With the Wells Fargo cross-selling scandal a recent memory that continues to resonate at companies, the Consumer Financial Protection Bureau (the "CFPB") issued a compliance bulletin addressing the path to proper oversight over incentive plans which tie compensation to various benchmarks, thus posing "risks to consumers, especially when they create an unrealistic culture of high-pressure targets." Corporate culture is a major theme of the bulletin and the CFPB notes that it has an expectation that companies which have incentive programs also have effective controls and oversight. Specifically, it states that "An entity’s [customer management system] should reflect the risk, nature, and significance of the incentive programs to which they apply. Accordingly, the strictest controls will be necessary where incentives concern products or services less likely to benefit consumers or that have a higher potential to lead to consumer harm, reward outcomes that do not necessarily align with consumer interests, or implicate a significant proportion of employee compensation. Consistent with that objective, the bulletin provides a non-exhaustive list of examples of components of an effective oversight regimen, including:
- Board and Management Oversight: Charging the Board and management with "fostering a culture of strong customer services related to incentives", the bulletin calls for consideration to how incentives drive both program outcomes as well as incidentally incentivized outcomes which may harm customers. Setting the "tone from the top" with regard to the reporting of incidents is also said to be fundamentally important.

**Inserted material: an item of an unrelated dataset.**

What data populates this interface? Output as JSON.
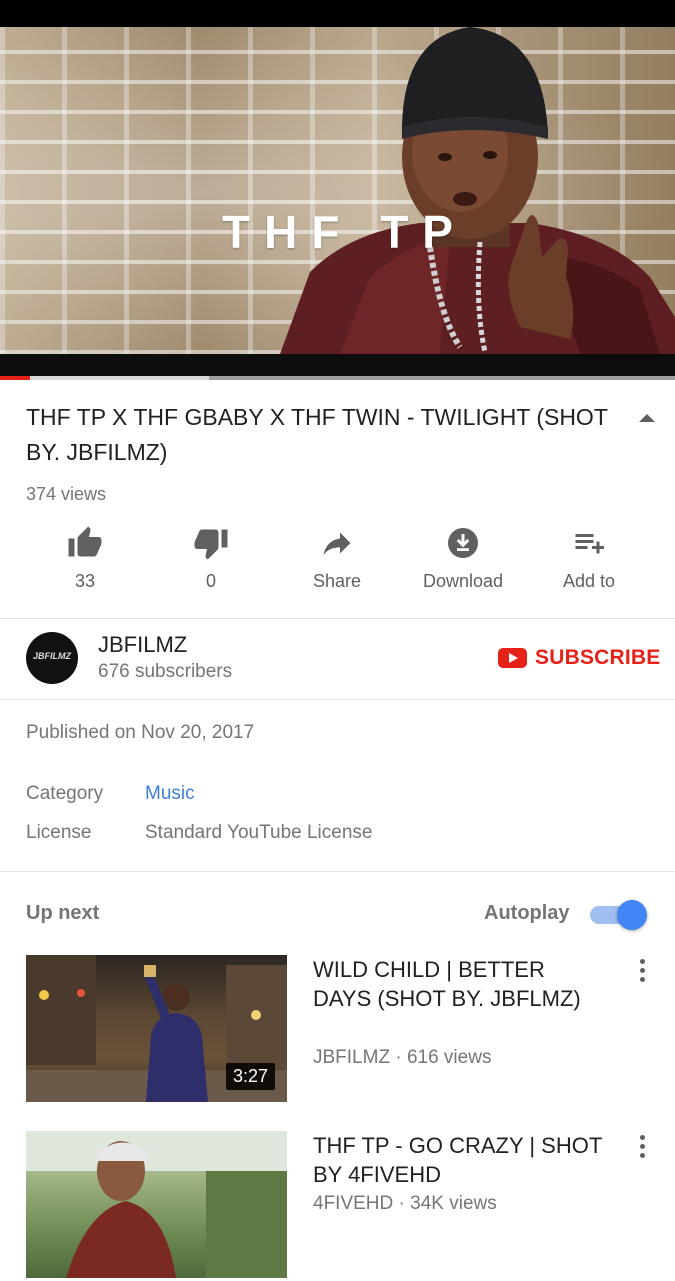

- Policies and Procedures: Companies should create transparent and reasonably attainable goals for employees to reach to avoid creating pressure situations where employees may be tempted to try to game the system. Additionally, companies should have mechanisms to identify potential conflicts for managers who are both covered by incentives and expected to monitor customer satisfaction, as well as a fair process for investigating reported issues.
- Training: Training is a key part of creating good culture and should emphasize setting expectations for incentives including ethical standards.
- Monitoring: The monitoring of key metrics, including spikes in trends of sales by offices, units and/or individuals, is of vital importance to identify trends and outliers which may indicate that incentives are leading to inappropriate or unethical behavior by employees.
- Corrective Action: Prompt investigation and implementation of corrective action after discovery of illegal behavior or behavior that violates company policies should address the root causes of deficiencies and findings should be brought to the Board and Management's attention particularly when they are pervasive or pose significant risk to consumers.